What physicians get wrong about the ASC migration

Advertisement

Many physicians who could be thriving in the outpatient setting aren’t, according to Marcelo Hochman, MD. 

Dr. Hochman, a Charleston-based independent physician and former president of the Independent Doctors of South Carolina, says it’s a psychological barrier that holds most physicians back, rather than clinical readiness or capital.

The most common mistake physician leaders make when considering moving their work outpatient is “thinking [they] have to replicate a big system,” Dr. Hochman told Becker’s.

“You don’t have to build a surgery center with ten operating rooms,” he said. “You can have a GI endoscopy suite with two rooms, or a birthing center instead of a giant labor and delivery unit.”

Smaller, single-specialty ASCs might even have a competitive edge in certain markets, Benjamin Stein, MD, an orthopedic surgeon who co-founded and is now chairman of ASC development group Capital Surgical Solutions, told Becker’s in 2024

“A lot of the larger surgery centers, many of them are broad, multispecialty centers, which I think is a significant flaw in some respects, because when you’re trying to get ahead, it’s all about routine,” he said. “If you look at it from a clinical perspective, catering to the clinical deployment of a single specialty means your staff — your sterilization departments, both operating room and recovery staff, anesthesia staff — will all be much more knowledgeable, efficient and targeted in the care they provide if they can focus on one specialty.”

That sharpened focus creates an opportunity for physicians to match infrastructure to their patient volume and specialty, without shouldering the overhead or complexity of a full-scale hospital department. But all-or-nothing thinking prevents some physicians from ever getting started, Dr. Hochman said.

“The perception that it’s either too risky or too operationally overwhelming — that you’d have to duplicate something massive — just isn’t accurate,” he said.

The second major misconception, Dr. Hochman said, is that physicians aren’t equipped for the business side of outpatient ownership. He acknowledges there’s a kernel of truth there — medical school provides little to no business training (only 18% of physicians receive executive or business training during medical school, according to 2024 survey by Jackson Physician Search and the Medical Group Management Association) — but maintains that the prerequisites for entry are surmountable.

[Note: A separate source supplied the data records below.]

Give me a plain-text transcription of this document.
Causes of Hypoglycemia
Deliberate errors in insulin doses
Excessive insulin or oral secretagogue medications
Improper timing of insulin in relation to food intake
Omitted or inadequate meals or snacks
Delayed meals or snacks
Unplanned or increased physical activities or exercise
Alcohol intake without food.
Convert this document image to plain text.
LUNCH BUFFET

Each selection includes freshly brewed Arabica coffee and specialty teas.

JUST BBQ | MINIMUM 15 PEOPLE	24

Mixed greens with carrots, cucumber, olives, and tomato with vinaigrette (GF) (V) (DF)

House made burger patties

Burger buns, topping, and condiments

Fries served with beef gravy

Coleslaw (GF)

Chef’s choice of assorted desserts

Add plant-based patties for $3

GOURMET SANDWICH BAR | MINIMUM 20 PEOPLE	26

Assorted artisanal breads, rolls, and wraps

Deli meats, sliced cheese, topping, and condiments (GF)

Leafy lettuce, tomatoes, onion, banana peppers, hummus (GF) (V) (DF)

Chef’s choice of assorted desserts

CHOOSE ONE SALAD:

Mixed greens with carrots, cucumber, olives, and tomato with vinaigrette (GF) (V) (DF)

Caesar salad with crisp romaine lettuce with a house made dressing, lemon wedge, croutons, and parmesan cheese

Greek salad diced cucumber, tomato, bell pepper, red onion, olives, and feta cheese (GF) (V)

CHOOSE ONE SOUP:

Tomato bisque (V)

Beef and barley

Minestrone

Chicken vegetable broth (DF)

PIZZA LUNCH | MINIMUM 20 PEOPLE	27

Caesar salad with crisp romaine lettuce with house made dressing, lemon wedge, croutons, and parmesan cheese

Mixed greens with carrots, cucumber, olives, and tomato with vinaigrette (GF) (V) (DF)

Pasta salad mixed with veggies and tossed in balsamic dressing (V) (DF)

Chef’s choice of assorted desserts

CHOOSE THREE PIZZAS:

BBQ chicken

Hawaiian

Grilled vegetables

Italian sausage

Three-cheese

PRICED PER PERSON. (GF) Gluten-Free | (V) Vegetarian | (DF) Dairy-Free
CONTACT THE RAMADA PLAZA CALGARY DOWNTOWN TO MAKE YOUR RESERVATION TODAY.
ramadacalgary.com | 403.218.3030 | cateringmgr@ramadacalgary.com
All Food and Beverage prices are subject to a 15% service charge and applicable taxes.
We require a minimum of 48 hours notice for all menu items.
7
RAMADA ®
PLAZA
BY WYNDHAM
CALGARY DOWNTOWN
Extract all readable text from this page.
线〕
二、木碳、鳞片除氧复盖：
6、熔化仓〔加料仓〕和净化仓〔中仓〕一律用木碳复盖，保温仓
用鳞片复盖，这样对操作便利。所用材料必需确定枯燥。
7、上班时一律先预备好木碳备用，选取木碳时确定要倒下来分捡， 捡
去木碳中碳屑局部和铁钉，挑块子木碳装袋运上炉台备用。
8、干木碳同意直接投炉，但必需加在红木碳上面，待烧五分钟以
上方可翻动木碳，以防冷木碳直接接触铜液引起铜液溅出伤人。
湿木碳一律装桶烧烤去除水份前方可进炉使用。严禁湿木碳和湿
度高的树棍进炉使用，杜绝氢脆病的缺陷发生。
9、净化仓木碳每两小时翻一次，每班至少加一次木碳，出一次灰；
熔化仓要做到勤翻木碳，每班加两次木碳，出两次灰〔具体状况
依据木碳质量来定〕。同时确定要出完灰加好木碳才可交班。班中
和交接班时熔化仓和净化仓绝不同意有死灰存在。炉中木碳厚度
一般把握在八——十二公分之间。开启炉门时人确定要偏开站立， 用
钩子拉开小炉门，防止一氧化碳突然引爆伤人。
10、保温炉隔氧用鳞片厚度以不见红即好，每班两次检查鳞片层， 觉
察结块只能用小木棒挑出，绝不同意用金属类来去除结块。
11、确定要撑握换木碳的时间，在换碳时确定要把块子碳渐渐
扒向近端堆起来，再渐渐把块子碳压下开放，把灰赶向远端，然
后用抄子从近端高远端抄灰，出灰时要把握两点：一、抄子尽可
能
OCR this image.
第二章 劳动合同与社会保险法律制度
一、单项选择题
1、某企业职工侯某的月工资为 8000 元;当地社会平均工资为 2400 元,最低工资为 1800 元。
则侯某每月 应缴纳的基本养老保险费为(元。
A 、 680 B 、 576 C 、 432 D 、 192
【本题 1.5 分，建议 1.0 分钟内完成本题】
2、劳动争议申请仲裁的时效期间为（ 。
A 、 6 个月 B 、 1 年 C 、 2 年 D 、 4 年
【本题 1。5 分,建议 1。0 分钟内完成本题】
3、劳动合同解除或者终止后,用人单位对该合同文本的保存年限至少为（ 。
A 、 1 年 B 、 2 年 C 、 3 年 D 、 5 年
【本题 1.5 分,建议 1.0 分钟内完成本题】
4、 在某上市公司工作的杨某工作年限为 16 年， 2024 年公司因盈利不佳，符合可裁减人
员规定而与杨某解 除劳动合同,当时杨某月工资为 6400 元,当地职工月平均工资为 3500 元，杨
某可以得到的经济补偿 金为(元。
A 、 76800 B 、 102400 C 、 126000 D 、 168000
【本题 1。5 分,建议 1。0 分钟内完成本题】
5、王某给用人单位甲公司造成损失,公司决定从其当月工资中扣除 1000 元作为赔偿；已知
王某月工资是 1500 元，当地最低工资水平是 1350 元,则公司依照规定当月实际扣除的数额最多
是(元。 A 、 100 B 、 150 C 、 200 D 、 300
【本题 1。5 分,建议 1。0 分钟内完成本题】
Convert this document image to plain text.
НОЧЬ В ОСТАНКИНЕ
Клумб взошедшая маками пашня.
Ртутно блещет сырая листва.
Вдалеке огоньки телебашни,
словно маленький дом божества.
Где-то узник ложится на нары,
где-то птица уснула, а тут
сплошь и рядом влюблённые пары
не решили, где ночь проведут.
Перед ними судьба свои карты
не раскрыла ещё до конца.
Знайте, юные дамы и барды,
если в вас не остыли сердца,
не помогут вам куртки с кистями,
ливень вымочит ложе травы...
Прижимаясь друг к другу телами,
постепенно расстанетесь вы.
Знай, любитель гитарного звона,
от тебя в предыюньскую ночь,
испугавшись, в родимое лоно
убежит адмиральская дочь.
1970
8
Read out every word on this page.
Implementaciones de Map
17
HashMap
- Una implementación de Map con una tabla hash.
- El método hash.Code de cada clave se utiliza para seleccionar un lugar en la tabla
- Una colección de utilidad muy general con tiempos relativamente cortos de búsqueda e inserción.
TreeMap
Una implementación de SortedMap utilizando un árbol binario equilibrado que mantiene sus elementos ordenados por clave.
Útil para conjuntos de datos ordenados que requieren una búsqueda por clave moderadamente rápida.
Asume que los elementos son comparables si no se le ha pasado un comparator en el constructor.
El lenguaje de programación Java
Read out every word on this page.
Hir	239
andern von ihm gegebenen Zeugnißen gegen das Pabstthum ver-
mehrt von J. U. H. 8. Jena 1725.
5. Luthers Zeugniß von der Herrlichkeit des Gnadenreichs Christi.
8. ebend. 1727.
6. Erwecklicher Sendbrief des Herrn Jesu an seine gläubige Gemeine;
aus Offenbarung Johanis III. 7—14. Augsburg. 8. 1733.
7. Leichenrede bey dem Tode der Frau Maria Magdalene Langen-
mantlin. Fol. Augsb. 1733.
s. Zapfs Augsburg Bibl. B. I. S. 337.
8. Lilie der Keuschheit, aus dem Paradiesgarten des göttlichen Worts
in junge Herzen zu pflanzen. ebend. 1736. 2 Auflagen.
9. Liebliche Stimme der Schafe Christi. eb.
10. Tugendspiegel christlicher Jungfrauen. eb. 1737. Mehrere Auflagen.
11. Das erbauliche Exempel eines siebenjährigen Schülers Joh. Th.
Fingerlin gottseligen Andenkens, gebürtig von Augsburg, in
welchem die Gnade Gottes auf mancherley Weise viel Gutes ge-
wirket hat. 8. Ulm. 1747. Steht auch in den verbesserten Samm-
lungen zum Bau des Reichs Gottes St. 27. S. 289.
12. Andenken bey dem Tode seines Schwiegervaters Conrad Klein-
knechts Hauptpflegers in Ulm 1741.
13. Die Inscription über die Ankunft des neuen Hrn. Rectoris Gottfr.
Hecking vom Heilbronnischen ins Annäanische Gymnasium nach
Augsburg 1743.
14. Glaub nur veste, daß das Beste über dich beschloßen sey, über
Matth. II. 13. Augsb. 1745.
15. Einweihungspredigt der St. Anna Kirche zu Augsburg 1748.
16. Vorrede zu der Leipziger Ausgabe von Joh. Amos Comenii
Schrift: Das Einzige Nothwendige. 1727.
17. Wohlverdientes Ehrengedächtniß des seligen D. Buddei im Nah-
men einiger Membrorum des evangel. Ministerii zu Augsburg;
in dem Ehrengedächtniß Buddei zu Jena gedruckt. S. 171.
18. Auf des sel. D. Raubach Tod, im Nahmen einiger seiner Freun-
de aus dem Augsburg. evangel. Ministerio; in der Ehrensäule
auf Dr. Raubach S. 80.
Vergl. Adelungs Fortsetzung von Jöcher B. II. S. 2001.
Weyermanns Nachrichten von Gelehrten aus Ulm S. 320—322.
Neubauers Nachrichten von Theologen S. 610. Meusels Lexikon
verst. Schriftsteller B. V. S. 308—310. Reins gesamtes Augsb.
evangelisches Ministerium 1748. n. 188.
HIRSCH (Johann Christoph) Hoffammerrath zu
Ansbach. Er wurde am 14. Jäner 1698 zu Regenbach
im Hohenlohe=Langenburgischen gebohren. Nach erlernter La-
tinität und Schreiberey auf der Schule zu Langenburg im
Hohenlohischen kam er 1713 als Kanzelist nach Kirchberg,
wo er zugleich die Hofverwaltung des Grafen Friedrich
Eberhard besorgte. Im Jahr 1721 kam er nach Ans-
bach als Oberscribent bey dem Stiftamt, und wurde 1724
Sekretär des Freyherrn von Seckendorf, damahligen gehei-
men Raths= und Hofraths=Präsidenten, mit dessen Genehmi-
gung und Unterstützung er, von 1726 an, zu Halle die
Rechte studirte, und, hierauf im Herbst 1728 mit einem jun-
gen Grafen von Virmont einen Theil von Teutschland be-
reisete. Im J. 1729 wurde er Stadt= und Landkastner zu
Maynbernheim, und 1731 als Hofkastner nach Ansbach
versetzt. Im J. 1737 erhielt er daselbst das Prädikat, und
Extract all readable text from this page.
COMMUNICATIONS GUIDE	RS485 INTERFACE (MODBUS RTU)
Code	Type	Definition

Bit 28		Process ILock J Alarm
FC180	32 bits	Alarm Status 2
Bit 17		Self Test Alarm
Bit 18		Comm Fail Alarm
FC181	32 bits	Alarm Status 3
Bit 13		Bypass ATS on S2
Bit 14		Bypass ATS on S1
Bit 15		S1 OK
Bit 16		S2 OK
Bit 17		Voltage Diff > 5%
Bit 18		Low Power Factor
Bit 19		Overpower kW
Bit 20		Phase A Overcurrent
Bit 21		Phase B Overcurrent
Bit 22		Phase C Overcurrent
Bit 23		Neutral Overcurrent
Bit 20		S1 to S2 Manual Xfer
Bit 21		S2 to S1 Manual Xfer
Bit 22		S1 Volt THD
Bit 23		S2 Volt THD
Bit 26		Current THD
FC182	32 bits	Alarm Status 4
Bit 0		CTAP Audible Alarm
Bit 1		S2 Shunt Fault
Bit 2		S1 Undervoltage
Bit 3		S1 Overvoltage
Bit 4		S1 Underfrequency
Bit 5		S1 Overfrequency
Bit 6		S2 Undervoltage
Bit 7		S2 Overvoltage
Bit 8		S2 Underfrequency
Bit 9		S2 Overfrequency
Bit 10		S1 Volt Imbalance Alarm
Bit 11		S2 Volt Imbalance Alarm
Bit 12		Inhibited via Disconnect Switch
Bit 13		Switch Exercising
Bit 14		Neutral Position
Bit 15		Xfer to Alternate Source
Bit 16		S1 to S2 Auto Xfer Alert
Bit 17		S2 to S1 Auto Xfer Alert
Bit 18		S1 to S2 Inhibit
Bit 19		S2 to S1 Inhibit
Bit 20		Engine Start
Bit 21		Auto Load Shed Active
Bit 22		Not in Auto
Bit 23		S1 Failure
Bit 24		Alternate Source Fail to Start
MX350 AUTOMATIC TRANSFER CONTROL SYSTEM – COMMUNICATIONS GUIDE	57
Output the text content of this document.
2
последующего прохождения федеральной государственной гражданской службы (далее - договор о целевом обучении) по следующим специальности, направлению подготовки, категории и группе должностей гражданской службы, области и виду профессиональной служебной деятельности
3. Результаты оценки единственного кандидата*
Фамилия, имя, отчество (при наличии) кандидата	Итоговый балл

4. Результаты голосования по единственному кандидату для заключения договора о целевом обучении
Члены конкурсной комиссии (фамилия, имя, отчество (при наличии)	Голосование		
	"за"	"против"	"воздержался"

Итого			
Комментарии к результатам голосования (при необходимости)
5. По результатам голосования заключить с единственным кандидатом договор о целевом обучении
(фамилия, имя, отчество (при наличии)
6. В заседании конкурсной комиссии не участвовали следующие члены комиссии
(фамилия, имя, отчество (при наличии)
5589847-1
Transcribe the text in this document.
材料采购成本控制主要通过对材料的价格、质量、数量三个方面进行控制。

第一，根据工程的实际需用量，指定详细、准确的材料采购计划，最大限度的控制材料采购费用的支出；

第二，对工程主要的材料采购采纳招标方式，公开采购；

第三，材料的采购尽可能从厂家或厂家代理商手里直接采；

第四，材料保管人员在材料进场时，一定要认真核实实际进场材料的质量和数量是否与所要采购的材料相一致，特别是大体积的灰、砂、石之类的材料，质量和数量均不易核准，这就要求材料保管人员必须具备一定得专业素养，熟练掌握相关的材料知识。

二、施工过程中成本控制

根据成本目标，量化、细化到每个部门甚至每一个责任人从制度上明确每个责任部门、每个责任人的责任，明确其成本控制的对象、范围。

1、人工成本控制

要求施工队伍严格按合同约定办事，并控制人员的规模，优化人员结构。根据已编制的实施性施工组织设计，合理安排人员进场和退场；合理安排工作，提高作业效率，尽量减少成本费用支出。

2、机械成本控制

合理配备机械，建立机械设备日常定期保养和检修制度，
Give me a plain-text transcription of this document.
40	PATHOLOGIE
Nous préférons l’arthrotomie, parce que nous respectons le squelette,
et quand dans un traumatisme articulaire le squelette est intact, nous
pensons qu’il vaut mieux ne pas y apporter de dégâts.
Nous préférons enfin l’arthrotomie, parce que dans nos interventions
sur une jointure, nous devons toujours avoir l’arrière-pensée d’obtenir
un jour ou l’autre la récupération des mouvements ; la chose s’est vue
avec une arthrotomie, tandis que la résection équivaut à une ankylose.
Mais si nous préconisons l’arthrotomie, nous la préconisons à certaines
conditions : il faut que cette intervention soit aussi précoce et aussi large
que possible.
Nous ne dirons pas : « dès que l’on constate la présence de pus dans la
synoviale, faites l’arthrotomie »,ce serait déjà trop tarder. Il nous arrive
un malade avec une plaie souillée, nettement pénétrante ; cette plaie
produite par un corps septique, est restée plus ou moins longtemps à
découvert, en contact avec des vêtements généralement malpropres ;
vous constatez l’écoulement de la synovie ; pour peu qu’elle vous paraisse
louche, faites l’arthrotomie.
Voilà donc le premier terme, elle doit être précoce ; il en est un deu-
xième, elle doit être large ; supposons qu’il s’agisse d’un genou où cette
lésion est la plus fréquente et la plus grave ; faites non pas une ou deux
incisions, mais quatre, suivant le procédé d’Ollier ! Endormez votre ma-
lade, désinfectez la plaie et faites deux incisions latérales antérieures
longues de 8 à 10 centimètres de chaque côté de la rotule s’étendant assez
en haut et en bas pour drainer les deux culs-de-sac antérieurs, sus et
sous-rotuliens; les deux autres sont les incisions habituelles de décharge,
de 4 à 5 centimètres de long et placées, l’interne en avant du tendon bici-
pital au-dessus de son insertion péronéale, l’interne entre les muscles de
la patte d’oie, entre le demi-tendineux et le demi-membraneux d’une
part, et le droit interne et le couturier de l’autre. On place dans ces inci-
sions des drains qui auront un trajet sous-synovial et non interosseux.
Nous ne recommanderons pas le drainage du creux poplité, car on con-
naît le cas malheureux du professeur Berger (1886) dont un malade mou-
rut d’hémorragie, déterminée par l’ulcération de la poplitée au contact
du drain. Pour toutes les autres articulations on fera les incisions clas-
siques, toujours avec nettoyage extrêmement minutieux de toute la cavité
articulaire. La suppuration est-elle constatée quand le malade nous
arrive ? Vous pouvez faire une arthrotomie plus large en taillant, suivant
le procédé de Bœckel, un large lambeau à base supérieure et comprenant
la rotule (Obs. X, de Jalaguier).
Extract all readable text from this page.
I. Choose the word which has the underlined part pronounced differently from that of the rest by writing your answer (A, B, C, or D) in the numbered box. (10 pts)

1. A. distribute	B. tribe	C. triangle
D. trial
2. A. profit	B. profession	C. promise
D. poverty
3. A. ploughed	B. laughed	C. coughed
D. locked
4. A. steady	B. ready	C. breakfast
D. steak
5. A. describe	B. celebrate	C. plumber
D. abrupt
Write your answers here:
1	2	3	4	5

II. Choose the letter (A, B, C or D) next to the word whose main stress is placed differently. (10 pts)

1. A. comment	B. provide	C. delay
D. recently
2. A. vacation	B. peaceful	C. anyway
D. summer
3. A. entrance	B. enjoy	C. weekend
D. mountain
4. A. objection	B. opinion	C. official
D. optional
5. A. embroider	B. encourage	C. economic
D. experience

The data support his point. Although consolidation is increasing, as of 2023, about 68% of ASCs remained independently owned, a sign that physician ownership at scale is achievable. 

Other physicians echo the need for better preparation. When asked what gaps exist in medical school curricula, three physicians told Becker’s that communication skills and business sense were most sorely lacking.

Resources do exist for those willing to seek them out. In Kaiser Permanente’s integrated care model, for example, physicians have access to extensive leadership training spanning operations, management, healthcare finance, and change management through an internal “School of Leadership” that often pairs physicians and administrators side-by-side through coursework.

“It’s really about getting into the mindset of wanting to do it. It’s not a clinical decision — it’s a professional one. What kind of practice do you want to have?” Dr. Hochman said.

The consequences of discontentedly staying in a system-employed model can extend well beyond lost revenue and fuel burnout, Dr. Hochman said. 

“Burnout happens when you lose autonomy,” he said. “It’s what people call moral injury: being forced to practice in a way that goes against what you would do if you had total control. Systems try to cure burnout with pottery lessons and work-life balance messaging, but that misses the point entirely. When you’re in control, things feel different.”

The data backs him up. According to a survey from consulting firm Bain & Co., average physician satisfaction in physician-led organizations ranges from roughly 70% to 90%, compared to 50% to 75% in health system-led practices. Nearly 25% of physicians in health system-led organizations said they were considering a change in employers — compared to just 14% in physician-led practices. Of those considering a switch, 37% said they were looking to move to physician-owned settings.

For Dr. Hochman, the question of outpatient migration ultimately comes down to how physicians envision their own careers, not just their clinical capabilities. The tools, partners, and models exist. The harder work is empowering physicians to harness them.